On parlait bas dans la maison, on avançait en glissant les babouches comme s’il y avait là quelqu’un qui eût très peur et que le moindre son un peu clair eût lait fuir. On n’osait remuer ni ouvrir ni fermer les portes, comme s’il y eût là une flamme tremblante allumée sur l’huile légère. Quand je l’aperçus je vis bien qu’il était en fuite à cause du souffle court, à cause des petits poings fermés, cramponné qu’il était au galop de sa fièvre, à cause de ses yeux obstinément clos et qui se refusaient à voir. Et je les aperçus autour de lui qui cherchaient à l’apprivoiser comme l’on cherche à apprivoiser les petits animaux sauvages. On lui présentait comme en tremblant le bol de lait. Peut-être éprouverait-il le désir du lait et il s’arrêterait dans sa bonne odeur et il boirait. Et l’on communiquerait avec lui comme avec la gazelle qui broute dans la paume. Mais il demeurait tellement sérieux et impassible. Ce n’est point du lait qu’il lui fallait. Alors les vieilles tout doucement, tout doucement comme elles parlent aux tourterelles, commençaient de chanter à voix basse telle chanson qu’il avait aimée — celle des neuf étoiles qui se baignent dans la fontaine — mais sans doute était-il trop loin, et il n’entendait pas. Il ne se retournait même pas dans sa fuite. Tellement infidèle de mourir. Alors on mendiait au moins de lui ce geste, ce coup d’œil que le voyageur sans ralentir jette à l’ami… un signe de reconnaissance. On le retournait dans son lit, on épongeait son visage en sueur, on le forçait de boire — et tout cela peut-être bien pour le réveiller de la mort.

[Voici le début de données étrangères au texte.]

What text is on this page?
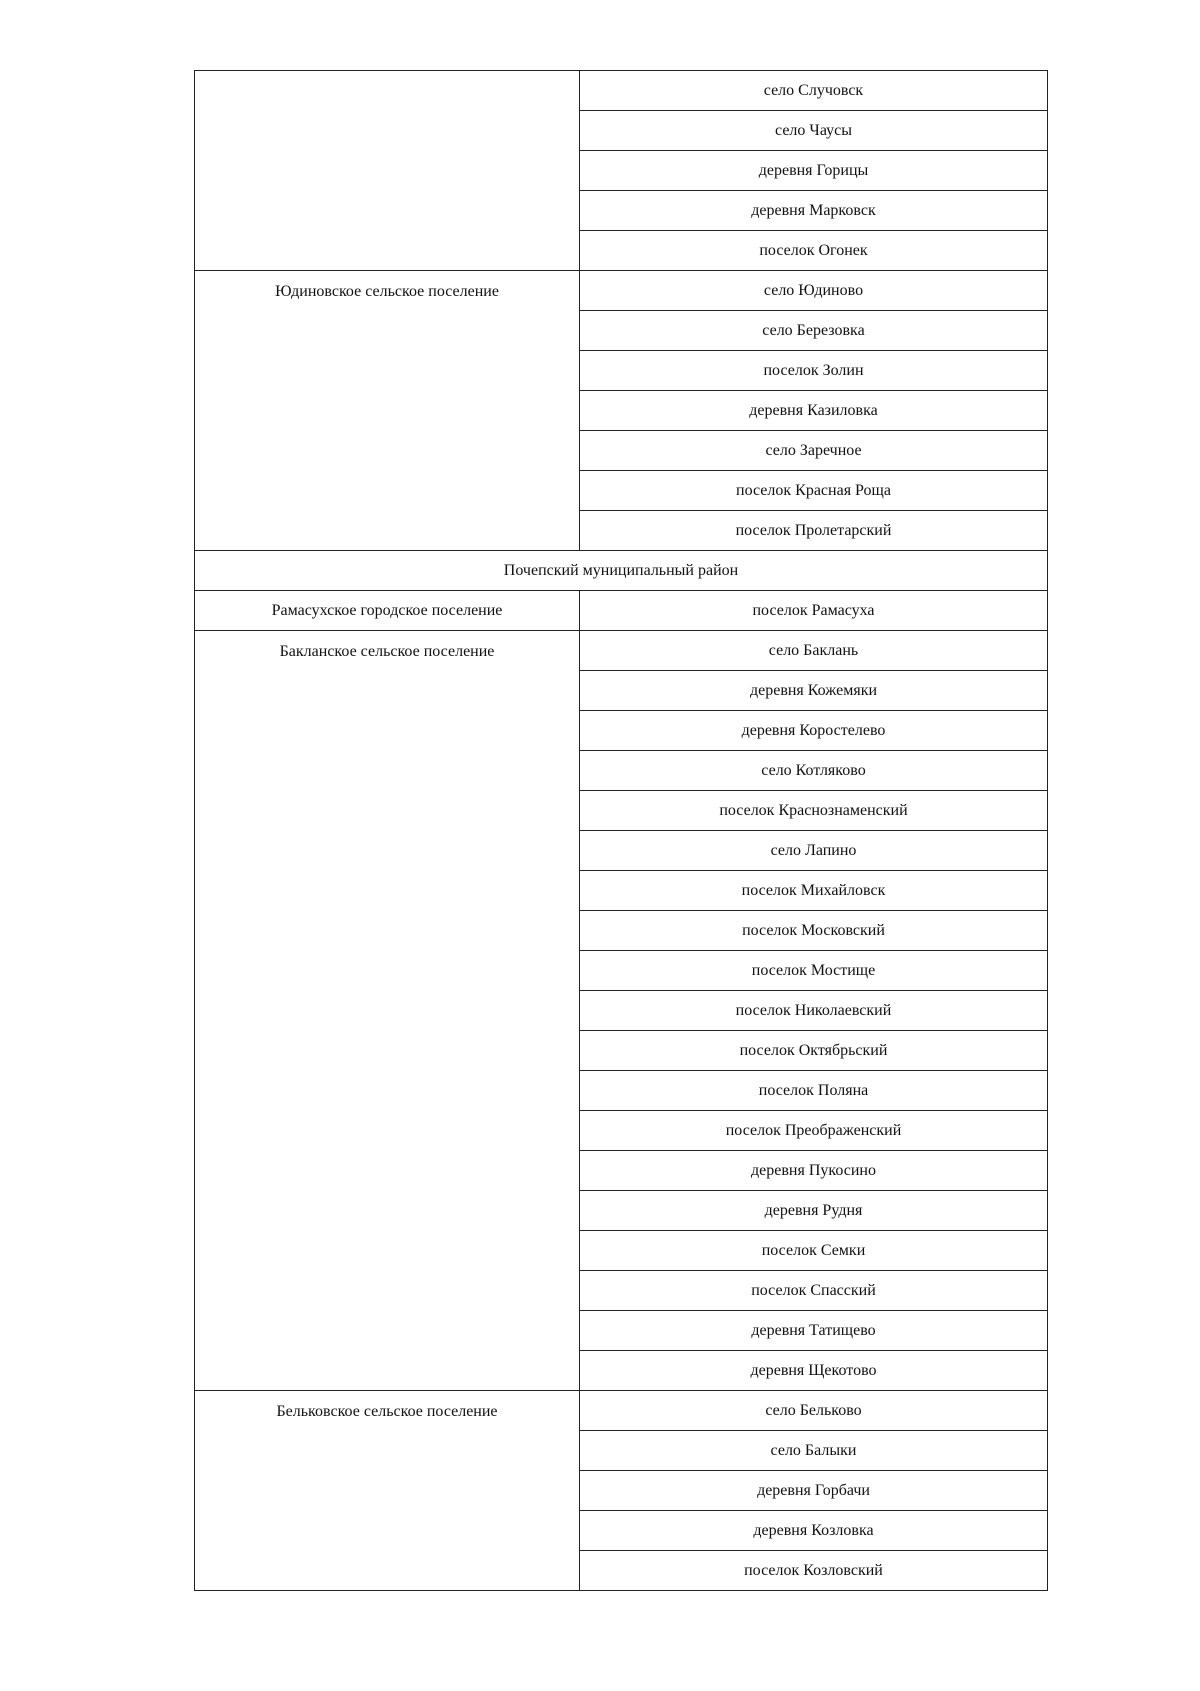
	село Случовск
	село Чаусы
	деревня Горицы
	деревня Марковск
	поселок Огонек
Юдиновское сельское поселение	село Юдиново
	село Березовка
	поселок Золин
	деревня Казиловка
	село Заречное
	поселок Красная Роща
	поселок Пролетарский
Почепский муниципальный район	
Рамасухское городское поселение	поселок Рамасуха
Бакланское сельское поселение	село Баклань
	деревня Кожемяки
	деревня Коростелево
	село Котляково
	поселок Краснознаменский
	село Лапино
	поселок Михайловск
	поселок Московский
	поселок Мостище
	поселок Николаевский
	поселок Октябрьский
	поселок Поляна
	поселок Преображенский
	деревня Пукосино
	деревня Рудня
	поселок Семки
	поселок Спасский
	деревня Татищево
	деревня Щекотово
Бельковское сельское поселение	село Бельково
	село Балыки
	деревня Горбачи
	деревня Козловка
	поселок Козловский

Et je les abandonnai, occupés qu’ils étaient de lui tendre des pièges pour qu’il vécût. Oh ! si faciles à éventer par cet enfant de neuf ans. Et à lui tendre des jouets pour l’enchaîner par le bonheur. Mais sa petite main les repoussait inexorable quand on les plaçait trop contre lui comme celui-là écarte les broussailles qui ont ralenti son galop.

Et je m’en fus et me retournai vers le seuil. Il n’était là qu’un moment, une lueur, un aspect de la ville parmi d’autres. Un enfant appelé par erreur avait souri, avait répondu à l’appel. Il venait de se retourner vers le mur. Présence d’enfant déjà plus fragile qu’une présence d’oiseau… et je les laissai faire le silence pour apprivoiser l’enfant qui meurt.

Je cheminais le long de la ruelle. J’entendais à travers les portes réprimander les servantes. On mettait en ordre la maison, on faisait les bagages dans la maison pour la traversée de la nuit. Peu m’importait que la réprimande fût juste ou injuste. Je n’entendais que la ferveur. Et plus loin, contre la fontaine, une petite fille pleurait, le front bien enfoui dans son coude. Je posai doucement la main sur ses cheveux et renversai vers moi son visage, mais sans lui demander la cause de son chagrin, sachant bien qu’elle ne pouvait point la connaître. Car le chagrin est toujours fait du temps qui coule et n’a point formé son fruit. Il est chagrin de la fuite des jours, du bracelet perdu lequel est du temps qui s’égare, ou de la mort du frère laquelle est du temps qui ne sert plus. Et celle-là, quand elle aura vieilli, son chagrin sera chagrin du départ de l’amant, qui sera, sans qu’elle le sache, chemin perdu vers le réel et la bouilloire et la maison bien enfermée et les enfants que l’on allaite. Et le temps tout à coup coulera inutile à travers elle comme à travers le sablier.

Or voici qu’une femme apparut sur le seuil, radieuse, et me regarda bien en face dans la plénitude de sa joie à cause de l’enfant peut-être qui s’était endormi, ou de la soupe parfumée ou d’un simple retour. Et ayant le temps tout à coup à elle. Et je passai devant mon savetier à la jambe unique occupé d’embellir de filigranes d’or ses babouches et je compris bien, malgré qu’il n’eût plus de voix, qu’il chantait : « Qu’y a-t-il, savetier, qui te rend si joyeux ? » Mais je n’écoutai point la réponse, sachant qu’il se tromperait et me parlerait de l’argent gagné ou du repas qui l’attendait ou du repos. Ne sachant point que son bonheur était de se transfigurer en babouches d’or.